Darcy graduated from St. Paul's School in 1931 and Yale University in 1935 with a degree in economics and a minor in French. After graduation, he worked as an oil field laborer for Continental Oil Company, then as a scout, a lease man, and finally, a land man. He left the company in 1940 and was a partner in a small oil production business in Kansas. In 1942 he joined the Civilian Pilot Training program and, some months later, enlisted in the Navy, hoping to become a pilot. After enlisting, he learned that he was too old to be a Navy pilot and ended up as a PT boat skipper. He served in Panama, then on detached duty at the Brooklyn Navy Yard, and then in the South Pacific.

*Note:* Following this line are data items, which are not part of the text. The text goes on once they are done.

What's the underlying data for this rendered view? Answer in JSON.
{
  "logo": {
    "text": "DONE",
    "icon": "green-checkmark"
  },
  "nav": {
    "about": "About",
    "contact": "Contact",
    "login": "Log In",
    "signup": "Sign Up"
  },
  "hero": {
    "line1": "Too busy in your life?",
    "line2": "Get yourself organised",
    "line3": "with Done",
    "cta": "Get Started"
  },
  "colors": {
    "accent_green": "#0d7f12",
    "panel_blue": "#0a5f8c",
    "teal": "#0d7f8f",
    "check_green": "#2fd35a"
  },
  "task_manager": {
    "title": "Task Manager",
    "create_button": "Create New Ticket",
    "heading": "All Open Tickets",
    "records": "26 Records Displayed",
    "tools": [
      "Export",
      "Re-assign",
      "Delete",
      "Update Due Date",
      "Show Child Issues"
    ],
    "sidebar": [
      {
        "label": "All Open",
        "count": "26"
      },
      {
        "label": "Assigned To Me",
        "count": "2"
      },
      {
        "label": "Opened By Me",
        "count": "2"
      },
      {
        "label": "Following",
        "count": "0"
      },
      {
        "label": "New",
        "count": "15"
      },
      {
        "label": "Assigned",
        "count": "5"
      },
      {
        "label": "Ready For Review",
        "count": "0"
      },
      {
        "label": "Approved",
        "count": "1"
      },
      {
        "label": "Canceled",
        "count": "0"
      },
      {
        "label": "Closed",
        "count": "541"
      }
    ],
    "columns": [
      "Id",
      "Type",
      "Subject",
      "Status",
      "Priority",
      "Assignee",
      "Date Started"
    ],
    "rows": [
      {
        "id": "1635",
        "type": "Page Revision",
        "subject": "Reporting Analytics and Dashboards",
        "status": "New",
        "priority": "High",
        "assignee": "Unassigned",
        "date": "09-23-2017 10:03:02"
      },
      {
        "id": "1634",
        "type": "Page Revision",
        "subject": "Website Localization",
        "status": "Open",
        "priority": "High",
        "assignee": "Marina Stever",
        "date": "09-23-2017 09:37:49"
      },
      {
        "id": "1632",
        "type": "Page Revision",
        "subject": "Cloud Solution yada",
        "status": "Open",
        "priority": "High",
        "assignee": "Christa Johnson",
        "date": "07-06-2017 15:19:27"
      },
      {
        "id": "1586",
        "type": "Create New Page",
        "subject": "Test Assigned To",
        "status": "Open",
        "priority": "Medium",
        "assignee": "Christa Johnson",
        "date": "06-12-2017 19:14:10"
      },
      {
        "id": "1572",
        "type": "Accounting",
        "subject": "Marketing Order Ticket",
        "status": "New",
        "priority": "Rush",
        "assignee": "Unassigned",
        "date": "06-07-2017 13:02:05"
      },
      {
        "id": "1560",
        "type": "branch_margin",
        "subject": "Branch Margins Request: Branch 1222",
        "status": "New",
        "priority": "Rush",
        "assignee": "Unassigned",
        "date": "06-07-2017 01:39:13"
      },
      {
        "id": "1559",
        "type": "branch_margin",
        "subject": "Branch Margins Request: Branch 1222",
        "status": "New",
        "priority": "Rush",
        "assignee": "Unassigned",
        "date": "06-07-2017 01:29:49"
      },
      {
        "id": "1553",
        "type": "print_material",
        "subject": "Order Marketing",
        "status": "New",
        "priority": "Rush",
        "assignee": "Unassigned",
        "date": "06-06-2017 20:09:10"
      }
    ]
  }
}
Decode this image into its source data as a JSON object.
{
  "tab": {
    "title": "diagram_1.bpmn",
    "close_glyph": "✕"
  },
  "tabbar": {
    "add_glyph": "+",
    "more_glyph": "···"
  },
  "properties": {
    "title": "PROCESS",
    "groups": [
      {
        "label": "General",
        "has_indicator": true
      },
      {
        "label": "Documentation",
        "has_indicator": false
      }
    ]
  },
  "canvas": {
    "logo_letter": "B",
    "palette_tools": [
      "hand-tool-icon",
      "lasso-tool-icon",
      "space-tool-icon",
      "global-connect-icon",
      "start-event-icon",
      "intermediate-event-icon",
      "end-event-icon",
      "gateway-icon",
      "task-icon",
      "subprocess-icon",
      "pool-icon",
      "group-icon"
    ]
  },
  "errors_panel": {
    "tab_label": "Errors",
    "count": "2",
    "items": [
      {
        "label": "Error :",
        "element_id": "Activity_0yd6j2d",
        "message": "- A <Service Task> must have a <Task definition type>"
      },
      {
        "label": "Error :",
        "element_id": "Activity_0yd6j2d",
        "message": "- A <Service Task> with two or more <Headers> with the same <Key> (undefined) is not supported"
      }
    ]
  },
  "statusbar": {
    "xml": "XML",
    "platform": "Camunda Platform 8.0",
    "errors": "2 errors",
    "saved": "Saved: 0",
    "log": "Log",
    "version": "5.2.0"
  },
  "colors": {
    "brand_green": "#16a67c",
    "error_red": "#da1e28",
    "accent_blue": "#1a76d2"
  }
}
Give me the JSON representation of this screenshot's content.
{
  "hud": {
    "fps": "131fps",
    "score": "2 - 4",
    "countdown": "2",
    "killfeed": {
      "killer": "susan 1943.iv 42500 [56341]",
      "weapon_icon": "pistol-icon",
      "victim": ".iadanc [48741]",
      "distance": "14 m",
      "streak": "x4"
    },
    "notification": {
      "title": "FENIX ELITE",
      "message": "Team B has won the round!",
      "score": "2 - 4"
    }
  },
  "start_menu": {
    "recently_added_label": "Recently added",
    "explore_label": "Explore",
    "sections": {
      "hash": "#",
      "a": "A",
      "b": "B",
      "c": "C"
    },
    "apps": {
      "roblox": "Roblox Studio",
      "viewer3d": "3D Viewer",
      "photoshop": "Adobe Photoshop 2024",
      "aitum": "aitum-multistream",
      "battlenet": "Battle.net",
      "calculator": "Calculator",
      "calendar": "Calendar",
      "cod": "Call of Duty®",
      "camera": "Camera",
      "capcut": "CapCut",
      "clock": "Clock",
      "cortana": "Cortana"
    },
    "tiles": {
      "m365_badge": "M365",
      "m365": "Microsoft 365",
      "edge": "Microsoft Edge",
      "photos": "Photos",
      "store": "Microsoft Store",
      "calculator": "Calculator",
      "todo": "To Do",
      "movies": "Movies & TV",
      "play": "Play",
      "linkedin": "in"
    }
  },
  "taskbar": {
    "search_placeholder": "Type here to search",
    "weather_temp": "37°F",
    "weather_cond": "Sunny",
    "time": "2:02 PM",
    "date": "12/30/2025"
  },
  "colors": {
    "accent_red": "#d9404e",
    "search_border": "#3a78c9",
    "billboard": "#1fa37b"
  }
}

Darcy was divorced from his first wife in 1946 and in 1947 married Ruth Humphreys of Denver, daughter of A.E. and Ruth Boettcher Humphreys, well-known philanthropists in the Denver area. Following his marriage, he went into the ranching business in Colorado and Utah. He was elected a Colorado state senator in 1952. At the end of his term of office, Darcy took over as CEO of the Aspen Ski Corporation in 1957, having served as a founding member of the board of directors since 1946. The Corporation was then a small ski area with three lifts on Aspen Mountain. When he retired, 22 years later, the company was operating Aspen Mountain, Buttermilk, Snowmass, Breckenridge, and two ski areas in Canada as well as one in Spain. The Aspen Ski Corporation was sold to 20th Century-Fox Film Corporation in 1977.

During his term with the Aspen Ski Corporation, Darcy served as president of Colorado Ski Country USA and the National Ski Areas Association. He also served as chairman of the Colorado Passenger Tramway Safety Board, the Denver branch of the Federal Reserve Board, the advisory committee to the State Department of Commerce and Development, and the Pitkin County Airport Authority. He was a member of the board of directors of Mountain States Employers Council, Mountain States Telephone and Telegraph Company, Ideal Basic Industries, Colorado Public Expenditures Council, the Bank of Aspen, and the Boettcher Family holding companies. Darcy was inducted into the U.S. National Ski Hall of Fame, Colorado Ski Hall of Fame, Colorado Business Hall of Fame, and the Aspen Hall of Fame.

After his retirement from the Corporation, he and his wife bought a ranch in Australia, which they operated for 16 years. Later they wintered in Hawaii and, recently, Arizona.

Darcy is survived by his wife, Ruth Humphreys Brown; three children by his first marriage: Margaret Garvey, David R. C. Brown III, Charles Scott Brown, and two grandchildren; five children by his second marriage to Ruth Humphreys: son, Albert H. Brown, and daughters, Darcey B. Brown, Laurene B. Cochran, Charla B. Brown, and Ruth L. Brown, and seven grandchildren; and his sister, Ruth Brown Perry.

A memorial service has been set for family, close friends and employees who worked under Brown at the Ski Corp. for Friday, March 21, at 4:45 p.m. at the Sundeck restaurant on top of Aspen Mountain.

In lieu of flowers, the family suggests sending memorial gifts to Valor Hospice Care in Tucson, Ariz., to the U.S. National Ski Hall of Fame, or to the Aspen Valley Ski Club Nordic Team.